Formatting should always be retained; but I'll try running some tests with the problem formats that you've identified over the next week. Certainly for some of the Excel5 saves, it could be the problem with the formula that's affecting the number format as well. I'm particularly concerned about any number formats that are lost in the Excel2007 Writer.

 

Work Item 7895 is the problem with the unary minus in the Excel5 Writer Parser: the Excel5 Reader has no problem with this. Formulas that contain those unsupported features are returned as an empty string by the parser, when it converts the stored formula to its BIFF representation. Unary minus has been on the hit list for a while as the next feature to address in the Work Item 7895 list. I'll see if I can do something about it over the weekend.

Coordinator
Jan 14, 2011 at 1:22 PM

Having had a quick look through the Excel5 Writer Parser, there's no quick and easy fix for the unary minus operator. In some instances, it works correctly (eg. =-SUM(C5*0.25)), in others not. I can patch it so that =SUM(C5*0.25)*-1 will work, but not =SUM(21*-1). I'd far rather spend the time and get a full solution, than provide a quick fix that sometimes works and sometimes doesn't (without any clear reason why).

Jan 14, 2011 at 3:48 PM

I totally agree that the time would be better spent working on a solution that is both complete and well understood.  Additionally, it sounds like I may be able to work around the issue by changing the formulas and/or using the Excel2007 writer for the output (which is fine by me since the Excel5 format isn't a requirement).
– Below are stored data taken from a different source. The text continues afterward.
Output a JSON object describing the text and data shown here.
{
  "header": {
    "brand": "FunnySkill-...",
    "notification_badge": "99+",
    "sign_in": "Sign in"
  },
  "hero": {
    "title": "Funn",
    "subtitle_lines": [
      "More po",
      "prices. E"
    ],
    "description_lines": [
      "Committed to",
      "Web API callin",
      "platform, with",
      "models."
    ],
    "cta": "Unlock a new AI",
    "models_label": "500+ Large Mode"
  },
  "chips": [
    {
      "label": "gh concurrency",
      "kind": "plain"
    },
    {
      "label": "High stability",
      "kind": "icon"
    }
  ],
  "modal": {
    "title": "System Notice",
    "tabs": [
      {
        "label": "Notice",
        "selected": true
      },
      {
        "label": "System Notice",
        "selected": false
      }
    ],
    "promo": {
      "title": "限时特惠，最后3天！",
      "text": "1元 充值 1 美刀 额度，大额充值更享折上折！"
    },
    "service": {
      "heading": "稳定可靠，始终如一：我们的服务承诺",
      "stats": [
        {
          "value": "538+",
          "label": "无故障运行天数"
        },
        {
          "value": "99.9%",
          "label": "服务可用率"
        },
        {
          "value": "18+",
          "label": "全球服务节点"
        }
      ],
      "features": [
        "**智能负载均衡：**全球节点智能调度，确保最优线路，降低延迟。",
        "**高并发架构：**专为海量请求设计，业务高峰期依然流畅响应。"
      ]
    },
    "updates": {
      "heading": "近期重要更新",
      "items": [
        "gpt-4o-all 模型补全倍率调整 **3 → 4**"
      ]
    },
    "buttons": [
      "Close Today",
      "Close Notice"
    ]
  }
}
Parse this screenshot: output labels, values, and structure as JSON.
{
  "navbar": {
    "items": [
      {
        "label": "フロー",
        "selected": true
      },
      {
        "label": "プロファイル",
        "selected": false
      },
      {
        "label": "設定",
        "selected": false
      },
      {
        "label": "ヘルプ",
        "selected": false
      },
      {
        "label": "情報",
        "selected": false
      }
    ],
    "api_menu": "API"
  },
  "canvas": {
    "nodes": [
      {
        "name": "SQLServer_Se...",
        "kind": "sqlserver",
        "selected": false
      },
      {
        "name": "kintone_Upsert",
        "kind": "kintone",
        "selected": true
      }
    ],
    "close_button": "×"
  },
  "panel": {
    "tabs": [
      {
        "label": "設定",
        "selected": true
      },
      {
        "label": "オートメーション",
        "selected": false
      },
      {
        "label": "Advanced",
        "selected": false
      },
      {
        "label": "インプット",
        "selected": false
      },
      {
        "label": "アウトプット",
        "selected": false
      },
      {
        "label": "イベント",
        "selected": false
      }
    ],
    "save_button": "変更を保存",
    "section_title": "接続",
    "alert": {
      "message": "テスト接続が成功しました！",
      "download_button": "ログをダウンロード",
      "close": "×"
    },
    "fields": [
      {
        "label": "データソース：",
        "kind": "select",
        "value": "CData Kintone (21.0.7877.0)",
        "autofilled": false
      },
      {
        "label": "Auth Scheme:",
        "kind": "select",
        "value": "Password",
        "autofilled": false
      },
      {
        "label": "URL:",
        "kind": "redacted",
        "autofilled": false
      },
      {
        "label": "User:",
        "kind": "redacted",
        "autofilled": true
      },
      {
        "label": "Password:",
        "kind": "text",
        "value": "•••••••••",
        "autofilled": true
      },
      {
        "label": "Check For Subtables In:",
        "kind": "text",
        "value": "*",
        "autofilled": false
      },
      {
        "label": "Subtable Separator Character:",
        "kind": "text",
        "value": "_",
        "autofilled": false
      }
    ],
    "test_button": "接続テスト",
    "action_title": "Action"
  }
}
I'll give it a try with a different formula format (i.e. using the "=-SUM()" style formula rather than the unary minus) and the Excel2007 writer and will post a follow-up with additional info if I run into any further issues using that combination (especially if there is a recurrence of number formats being lost using the Excel2007 writer).

Thank you again for the quick responses and your hard work on this project.